Doing so hurt as much as the blow he’d taken from the other battler. Heyou knelt on the leafy, moldy ground and pressed his face to it, weeping from the pain, his skin cold for the very first time under his worn tunic. Physically, he looked as Solie had wished, but he could feel the injuries inside. His enemy had crippled him.

“Solie,” he gasped. She would make everything better. His queen would feed him the energy he needed, and he knew he had to be with her. That instinct was still incredibly strong, if tempered by exhaustion and a strange new loneliness. He’d never been lonely before. Angry, yes, and
determined, but never lonely. He couldn’t defend her anymore, but he could be with her, as she could be with him.
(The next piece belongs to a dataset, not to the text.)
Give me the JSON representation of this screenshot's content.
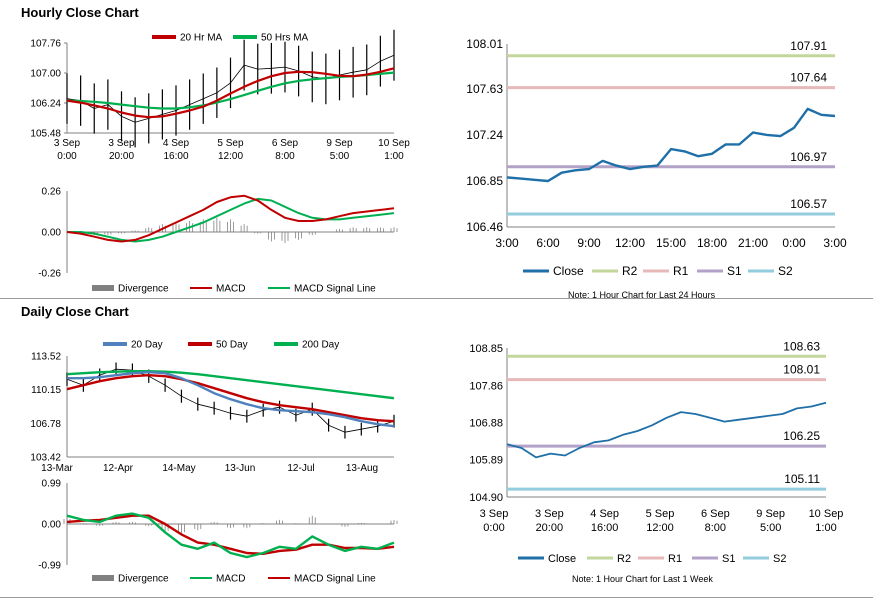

That was worth surviving for.

Heyou forced himself to his feet by sheer force of will, choking and shuddering as he did. He could feel the harsh ground under his bare feet and stumbled, falling to his knees. That hurt more.
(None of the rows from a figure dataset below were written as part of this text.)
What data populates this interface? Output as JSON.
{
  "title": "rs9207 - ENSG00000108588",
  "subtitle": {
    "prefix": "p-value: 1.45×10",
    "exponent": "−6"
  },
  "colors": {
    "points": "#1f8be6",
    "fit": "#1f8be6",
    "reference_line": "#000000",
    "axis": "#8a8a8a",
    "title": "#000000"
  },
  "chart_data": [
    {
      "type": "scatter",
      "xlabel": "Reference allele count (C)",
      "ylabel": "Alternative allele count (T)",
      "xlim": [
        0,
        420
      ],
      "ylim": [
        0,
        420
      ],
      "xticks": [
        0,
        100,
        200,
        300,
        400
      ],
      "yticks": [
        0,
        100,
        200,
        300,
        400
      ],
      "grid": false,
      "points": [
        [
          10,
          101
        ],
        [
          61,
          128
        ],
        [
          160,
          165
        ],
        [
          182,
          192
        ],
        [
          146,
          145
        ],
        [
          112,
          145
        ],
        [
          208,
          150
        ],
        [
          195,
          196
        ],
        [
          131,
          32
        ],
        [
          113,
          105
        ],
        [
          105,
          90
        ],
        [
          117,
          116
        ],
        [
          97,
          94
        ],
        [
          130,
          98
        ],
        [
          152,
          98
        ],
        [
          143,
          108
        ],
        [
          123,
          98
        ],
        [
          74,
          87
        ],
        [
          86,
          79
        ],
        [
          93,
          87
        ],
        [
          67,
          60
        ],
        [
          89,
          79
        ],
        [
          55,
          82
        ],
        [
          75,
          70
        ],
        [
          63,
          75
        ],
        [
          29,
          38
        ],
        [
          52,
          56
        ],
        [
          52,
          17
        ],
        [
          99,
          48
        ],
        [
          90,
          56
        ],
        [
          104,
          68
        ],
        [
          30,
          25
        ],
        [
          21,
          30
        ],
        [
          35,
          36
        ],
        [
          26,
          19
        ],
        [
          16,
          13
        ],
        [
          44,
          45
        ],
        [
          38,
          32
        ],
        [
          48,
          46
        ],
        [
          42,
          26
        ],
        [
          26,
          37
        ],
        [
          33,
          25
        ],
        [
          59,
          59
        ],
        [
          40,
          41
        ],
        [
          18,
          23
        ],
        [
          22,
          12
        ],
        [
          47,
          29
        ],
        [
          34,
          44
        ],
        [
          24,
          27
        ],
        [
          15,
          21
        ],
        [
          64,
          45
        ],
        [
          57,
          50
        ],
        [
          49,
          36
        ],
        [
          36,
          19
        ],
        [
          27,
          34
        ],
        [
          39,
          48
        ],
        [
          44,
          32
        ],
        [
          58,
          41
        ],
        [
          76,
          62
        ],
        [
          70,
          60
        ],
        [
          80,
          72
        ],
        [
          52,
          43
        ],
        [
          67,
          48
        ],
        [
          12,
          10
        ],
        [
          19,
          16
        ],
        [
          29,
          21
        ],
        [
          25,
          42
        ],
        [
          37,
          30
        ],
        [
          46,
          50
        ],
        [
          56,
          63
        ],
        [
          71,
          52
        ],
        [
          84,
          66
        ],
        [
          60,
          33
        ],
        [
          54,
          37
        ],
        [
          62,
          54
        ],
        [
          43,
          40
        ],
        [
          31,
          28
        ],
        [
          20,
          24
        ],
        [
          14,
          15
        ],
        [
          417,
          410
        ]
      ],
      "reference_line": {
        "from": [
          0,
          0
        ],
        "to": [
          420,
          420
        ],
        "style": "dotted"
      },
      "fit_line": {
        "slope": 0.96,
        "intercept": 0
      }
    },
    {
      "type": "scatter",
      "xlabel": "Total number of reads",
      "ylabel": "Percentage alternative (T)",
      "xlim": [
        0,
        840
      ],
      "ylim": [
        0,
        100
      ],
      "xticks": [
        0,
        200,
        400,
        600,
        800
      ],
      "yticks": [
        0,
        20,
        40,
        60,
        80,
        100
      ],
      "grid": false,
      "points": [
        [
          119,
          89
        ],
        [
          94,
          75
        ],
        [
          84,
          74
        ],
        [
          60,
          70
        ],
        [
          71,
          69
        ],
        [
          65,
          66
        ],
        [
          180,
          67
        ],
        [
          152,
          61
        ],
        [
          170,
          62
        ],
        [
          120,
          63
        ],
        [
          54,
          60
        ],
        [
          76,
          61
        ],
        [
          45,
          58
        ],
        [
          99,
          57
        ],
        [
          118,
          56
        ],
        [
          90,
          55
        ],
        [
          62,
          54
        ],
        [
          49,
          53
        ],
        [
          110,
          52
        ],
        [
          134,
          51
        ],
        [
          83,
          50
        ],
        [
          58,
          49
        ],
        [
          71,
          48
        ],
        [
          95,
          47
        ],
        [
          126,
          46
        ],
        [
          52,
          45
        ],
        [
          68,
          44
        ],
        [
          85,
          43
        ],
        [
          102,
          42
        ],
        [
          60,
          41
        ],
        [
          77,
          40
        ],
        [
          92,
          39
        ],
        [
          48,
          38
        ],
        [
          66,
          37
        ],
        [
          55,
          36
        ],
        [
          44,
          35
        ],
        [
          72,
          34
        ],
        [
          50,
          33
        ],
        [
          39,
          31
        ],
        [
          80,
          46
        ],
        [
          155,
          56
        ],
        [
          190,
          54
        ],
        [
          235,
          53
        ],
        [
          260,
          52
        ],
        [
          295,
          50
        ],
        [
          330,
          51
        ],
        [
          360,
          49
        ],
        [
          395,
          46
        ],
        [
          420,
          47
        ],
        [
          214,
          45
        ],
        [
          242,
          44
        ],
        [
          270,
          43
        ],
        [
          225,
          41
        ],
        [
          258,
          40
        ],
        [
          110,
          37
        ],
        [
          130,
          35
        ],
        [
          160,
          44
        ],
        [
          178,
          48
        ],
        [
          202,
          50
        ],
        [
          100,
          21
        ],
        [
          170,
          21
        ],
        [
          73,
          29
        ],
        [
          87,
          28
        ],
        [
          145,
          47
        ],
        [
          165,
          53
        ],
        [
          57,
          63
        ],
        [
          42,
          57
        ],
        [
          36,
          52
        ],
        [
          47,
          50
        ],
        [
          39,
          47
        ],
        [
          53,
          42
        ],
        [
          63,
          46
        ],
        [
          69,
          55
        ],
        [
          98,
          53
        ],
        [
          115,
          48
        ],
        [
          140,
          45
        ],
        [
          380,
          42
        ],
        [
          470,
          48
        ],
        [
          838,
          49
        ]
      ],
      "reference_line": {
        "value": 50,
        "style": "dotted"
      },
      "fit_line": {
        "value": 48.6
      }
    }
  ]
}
Finally, he found a broken sapling about his height and stripped the branches off, used it to help him stand. Leaning on it, he slowly moved to follow his queen.

Deep in a dream about Lizzy, Ril twitched and came awake, his eyes blinking open as he glanced around in the earlymorning light. For a moment he’d thought he felt…He ruffled his feathers, listening intently with something other than ears.

He’d been sure he killed the other battler—or damaged him so severely that his energy would continue leaking out until he died. Now he wasn’t quite so sure. He shifted and half spread his wings, ready to race in whatever direction was necessary so he could finish the job. But he couldn’t sense anything. Not clearly.

Leon, who had been talking to a frightened old man outside a crater that used to be a cottage, looked at him with one eyebrow raised. He didn’t say anything, though.

Ril had seen many masters talk to their sylphs, asking them questions that they weren’t allowed to answer. Leon at least had never been so stupid. He held his tongue, letting his battler search. Ril ignored him and focused, looking for that faint tinge of hate that would reveal his quarry.

He turned his head, and Leon turned as well, walking slowly in whatever direction Ril looked, carrying him forward. They traveled across the ruins of the town to the devastated cottage into which the battler had crashed, the old man following uncertainly at Leon’s beckoning. There,
Leon shifted Ril to his arm and held him up, stepping carefully inside, waving dust out of his face. Ril looked down and his master knelt, lowering him. Ril gripped Leon’s forearm hard.